Poi finalmente, verso sera, eccolo che arriva, il Re. Eravamo rimasti
ormai solo noi, con i soldati che vacillavano e si tenevano svegli giocando
a carte. Sentiamo questo rombo che si avvicina, ed eccoti la carrozza
che appare in mezzo a una nube di polvere e di sassi schizzati, correndo
al galoppo forsennato. Questione di un attimo, neanche il tempo di sbracciarsi
e urlare a dovere, ed era già passata, lasciandoci la visione fugace
del Re che con una mano si teneva la parrucca e con l’altra il
mantello svolazzante; non gli restavano altre mani né per salutare
né, figuriamoci, per lanciarci monetine.

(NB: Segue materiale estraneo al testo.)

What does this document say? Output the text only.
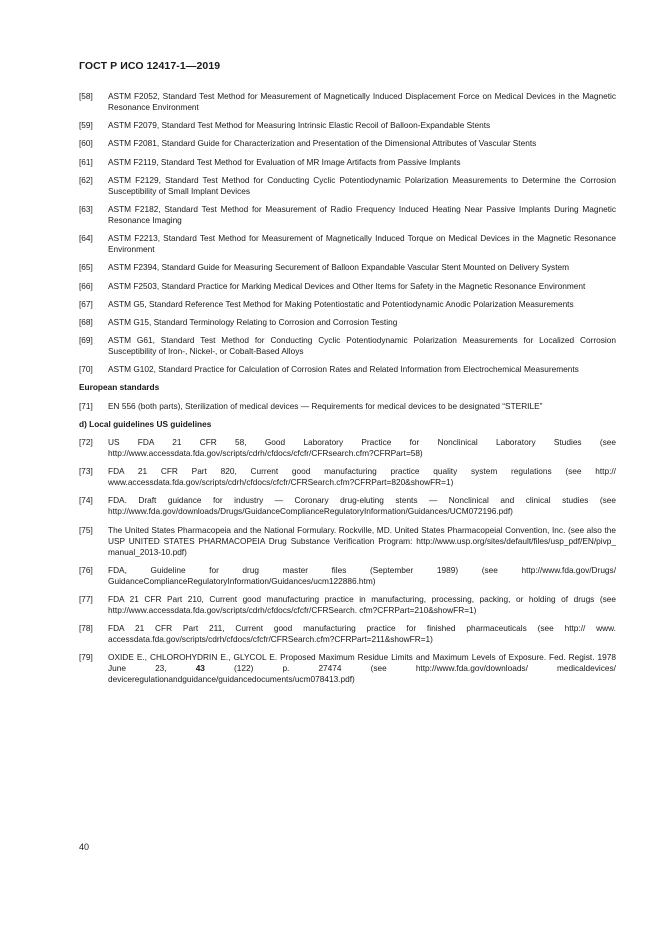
ГОСТ Р ИСО 12417-1—2019
[58]	ASTM F2052, Standard Test Method for Measurement of Magnetically Induced Displacement Force on Medical Devices in the Magnetic Resonance Environment
[59]	ASTM F2079, Standard Test Method for Measuring Intrinsic Elastic Recoil of Balloon-Expandable Stents
[60]	ASTM F2081, Standard Guide for Characterization and Presentation of the Dimensional Attributes of Vascular Stents
[61]	ASTM F2119, Standard Test Method for Evaluation of MR Image Artifacts from Passive Implants
[62]	ASTM F2129, Standard Test Method for Conducting Cyclic Potentiodynamic Polarization Measurements to Determine the Corrosion Susceptibility of Small Implant Devices
[63]	ASTM F2182, Standard Test Method for Measurement of Radio Frequency Induced Heating Near Passive Implants During Magnetic Resonance Imaging
[64]	ASTM F2213, Standard Test Method for Measurement of Magnetically Induced Torque on Medical Devices in the Magnetic Resonance Environment
[65]	ASTM F2394, Standard Guide for Measuring Securement of Balloon Expandable Vascular Stent Mounted on Delivery System
[66]	ASTM F2503, Standard Practice for Marking Medical Devices and Other Items for Safety in the Magnetic Resonance Environment
[67]	ASTM G5, Standard Reference Test Method for Making Potentiostatic and Potentiodynamic Anodic Polarization Measurements
[68]	ASTM G15, Standard Terminology Relating to Corrosion and Corrosion Testing
[69]	ASTM G61, Standard Test Method for Conducting Cyclic Potentiodynamic Polarization Measurements for Localized Corrosion Susceptibility of Iron-, Nickel-, or Cobalt-Based Alloys
[70]	ASTM G102, Standard Practice for Calculation of Corrosion Rates and Related Information from Electrochemical Measurements
European standards
[71]	EN 556 (both parts), Sterilization of medical devices — Requirements for medical devices to be designated “STERILE”
d) Local guidelines US guidelines
[72]	US FDA 21 CFR 58, Good Laboratory Practice for Nonclinical Laboratory Studies (see http://www.accessdata.fda.gov/scripts/cdrh/cfdocs/cfcfr/CFRsearch.cfm?CFRPart=58)
[73]	FDA 21 CFR Part 820, Current good manufacturing practice quality system regulations (see http:// www.accessdata.fda.gov/scripts/cdrh/cfdocs/cfcfr/CFRSearch.cfm?CFRPart=820&showFR=1)
[74]	FDA. Draft guidance for industry — Coronary drug-eluting stents — Nonclinical and clinical studies (see http://www.fda.gov/downloads/Drugs/GuidanceComplianceRegulatoryInformation/Guidances/UCM072196.pdf)
[75]	The United States Pharmacopeia and the National Formulary. Rockville, MD. United States Pharmacopeial Convention, Inc. (see also the USP UNITED STATES PHARMACOPEIA Drug Substance Verification Program: http://www.usp.org/sites/default/files/usp_pdf/EN/pivp_ manual_2013-10.pdf)
[76]	FDA, Guideline for drug master files (September 1989) (see http://www.fda.gov/Drugs/ GuidanceComplianceRegulatoryInformation/Guidances/ucm122886.htm)
[77]	FDA 21 CFR Part 210, Current good manufacturing practice in manufacturing, processing, packing, or holding of drugs (see http://www.accessdata.fda.gov/scripts/cdrh/cfdocs/cfcfr/CFRSearch. cfm?CFRPart=210&showFR=1)
[78]	FDA 21 CFR Part 211, Current good manufacturing practice for finished pharmaceuticals (see http:// www. accessdata.fda.gov/scripts/cdrh/cfdocs/cfcfr/CFRSearch.cfm?CFRPart=211&showFR=1)
[79]	OXIDE E., CHLOROHYDRIN E., GLYCOL E. Proposed Maximum Residue Limits and Maximum Levels of Exposure. Fed. Regist. 1978 June 23, 43 (122) p. 27474 (see http://www.fda.gov/downloads/ medicaldevices/ deviceregulationandguidance/guidancedocuments/ucm078413.pdf)
40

La scorta non gli teneva
dietro, tanto che l’ultimo dei cavalieri, colpito in fronte da
un ciottolo, è caduto ed è stato portato via tutto rintronato,
mentre il cavallo scosso prendeva un’altra strada e a quest’ora
avrà attraversato le frontiere.
Così finalmente abbiamo potuto tornarcene sotto il nostro ponte,
più sbrindellati e a digiuno di come ne eravamo partiti. Nessuno
ci ha scortati, stavolta: ci hanno semplicemente sbolognati, ignorati,
siamo tornati a essere invisibili, praticamente inesistenti.
Con gli stracci nuovi abbiamo acceso un fuoco e con le bucce di arance
lasciate per terra dai bravi cittadini abbiamo cenato.
Il Re si era dimenticato del corteo. Svegliatosi troppo tardi dopo aver
fatto le ore piccole con la moglie del capocuoco di corte, aveva cercato
di rimediare con quella corsa folle, ma ormai nessuno lo aspettava più.
Solo noi, i Reietti del regno, abbiamo visto il Re.
Povero Re. E povero anche il cavallo.